While this evolution equation must be regarded as a postulate, it has a very immediate connection to classical mechanics. Recall that any function of the phase space variables \(A (x, p) \) evolves according to

\[{dA \over dt} = \{A,H\}\]

where \(\{...,...\}\) is the Poisson bracket. The suggestion is that in the classical limit ( \(\hbar \) small), the commutator goes over to the Poisson bracket. The Heisenberg equation can be solved in principle giving

\[A (t) = e^{iHt/\hbar}A e^{-iHt/\hbar}\]

\[= U^{\dagger}(t)A U(t)\]

where \(A\) is the corresponding operator in the Schrödinger picture. Thus, the expectation value of \(A\) at any time \(t\) is computed from

\[\langle A(t) \rangle = \langle \Psi\vert A(t)\vert\Psi\rangle\]

where \(\vert \Psi \rangle \) is the stationary state vector.

Let's look at the Heisenberg equations for the operators \(X\) and \(P\). If \(H\) is given by

\[H = {P^2 \over 2m} + U(X)\]

then Heisenberg's equations for \(X\) and \(P\) are

\[ {dX \over dt} = \underline { {1 \over i\hbar}[X,H] = {P \over m} }\]

\[ {dP \over dt} = {1 \over i\hbar}[P,H] = -{\partial U \over \partial X}\]

Thus, Heisenberg's equations for the operators \(X\) and \(P\) are just Hamilton's equations cast in operator form. Despite their innocent appearance, the solution of such equations, even for a one-particle system, is *highly* nontrivial and has been the subject of a considerable amount of research in physics and mathematics.
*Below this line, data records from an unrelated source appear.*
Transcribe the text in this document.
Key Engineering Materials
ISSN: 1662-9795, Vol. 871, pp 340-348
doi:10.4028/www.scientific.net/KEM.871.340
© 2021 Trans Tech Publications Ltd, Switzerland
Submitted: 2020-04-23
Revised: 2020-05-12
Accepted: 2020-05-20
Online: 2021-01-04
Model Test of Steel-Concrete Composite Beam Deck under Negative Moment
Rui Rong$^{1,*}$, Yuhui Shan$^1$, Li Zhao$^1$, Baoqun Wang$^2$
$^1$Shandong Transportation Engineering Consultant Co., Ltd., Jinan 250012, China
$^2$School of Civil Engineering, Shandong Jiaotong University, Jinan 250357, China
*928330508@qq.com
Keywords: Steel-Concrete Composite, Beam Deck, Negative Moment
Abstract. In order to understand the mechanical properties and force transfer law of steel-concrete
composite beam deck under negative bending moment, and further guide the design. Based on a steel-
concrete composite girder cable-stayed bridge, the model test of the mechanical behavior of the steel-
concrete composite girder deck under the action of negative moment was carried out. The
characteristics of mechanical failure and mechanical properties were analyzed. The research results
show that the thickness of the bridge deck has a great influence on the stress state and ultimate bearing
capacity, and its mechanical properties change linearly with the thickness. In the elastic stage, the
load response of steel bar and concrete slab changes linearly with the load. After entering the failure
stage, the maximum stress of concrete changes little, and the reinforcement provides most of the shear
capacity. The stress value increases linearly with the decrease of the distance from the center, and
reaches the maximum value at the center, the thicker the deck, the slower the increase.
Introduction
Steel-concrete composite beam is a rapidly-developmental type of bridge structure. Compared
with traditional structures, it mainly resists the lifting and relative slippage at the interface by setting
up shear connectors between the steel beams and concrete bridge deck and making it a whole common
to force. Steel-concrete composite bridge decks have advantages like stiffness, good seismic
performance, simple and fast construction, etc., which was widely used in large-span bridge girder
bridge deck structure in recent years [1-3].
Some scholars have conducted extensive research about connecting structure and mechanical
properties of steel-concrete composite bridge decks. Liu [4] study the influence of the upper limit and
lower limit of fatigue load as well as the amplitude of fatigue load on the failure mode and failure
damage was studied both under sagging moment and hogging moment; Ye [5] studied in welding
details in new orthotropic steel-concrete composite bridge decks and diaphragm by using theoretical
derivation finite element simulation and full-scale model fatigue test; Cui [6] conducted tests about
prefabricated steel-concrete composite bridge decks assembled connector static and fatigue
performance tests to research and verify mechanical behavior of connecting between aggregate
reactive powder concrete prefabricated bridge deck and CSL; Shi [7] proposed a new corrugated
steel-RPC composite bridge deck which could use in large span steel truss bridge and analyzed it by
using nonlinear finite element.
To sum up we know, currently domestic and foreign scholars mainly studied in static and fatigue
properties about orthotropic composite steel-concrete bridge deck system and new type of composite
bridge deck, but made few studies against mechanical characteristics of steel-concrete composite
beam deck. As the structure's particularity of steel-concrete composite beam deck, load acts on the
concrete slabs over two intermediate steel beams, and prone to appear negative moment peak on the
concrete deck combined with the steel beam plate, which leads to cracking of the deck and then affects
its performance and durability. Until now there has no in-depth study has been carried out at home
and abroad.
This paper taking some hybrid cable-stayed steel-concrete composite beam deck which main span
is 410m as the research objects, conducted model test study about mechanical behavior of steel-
Note that any operator that satisfies \(\left [ A(t), H \right ] = 0 \) will not evolve in time. Such operators are known as constants of the motion. The Heisenberg picture shows explicitly that such operators do not evolve in time. However, there is an analog with the Schrödinger picture: Operators that commute with the Hamiltonian will have associated probabilities for obtaining different eigenvalues that do not evolve in time. For example, consider the Hamiltonian, itself, which it trivially a constant of the motion. According to the evolution equation of the state vector in the Schrödinger picture,

\[\vert\Psi(t)\rangle = \sum_i e^{-iE_it/\hbar}\vert E_i\rangle \langle E_i\vert\Psi(0)\rangle\]

the amplitude for obtaining an energy eigenvalue \(E_j \) at time \(t \) upon measuring \( H \) will be

\[\langle E_j\vert\Psi(t)\rangle = \sum_i e^{-iE_it/\hbar}\langle E_j\vert E_i\rangle \langle E_i\vert\Psi(0)\rangle\]

\[= \sum_i e^{-iE_it/\hbar}\delta_{ij}\langle E_i\vert\Psi(0)\rangle\]

\[= e^{-iE_jt/\hbar}\langle E_j\vert\Psi(0)\rangle\]

Thus, the squared modulus of both sides yields the probability for obtaining \(E_j\), which is

\[\vert\langle E_j\vert\Psi(t)\rangle \vert^2 = \vert\langle E_j\vert\Psi(0)\rangle \vert^2\]

Thus, the probabilities do not evolve in time. Since any operator that commutes with \(H\) can be diagonalized simultaneously with \(H\) and will have the same set of eigenvectors, the above arguments will hold for any such operator.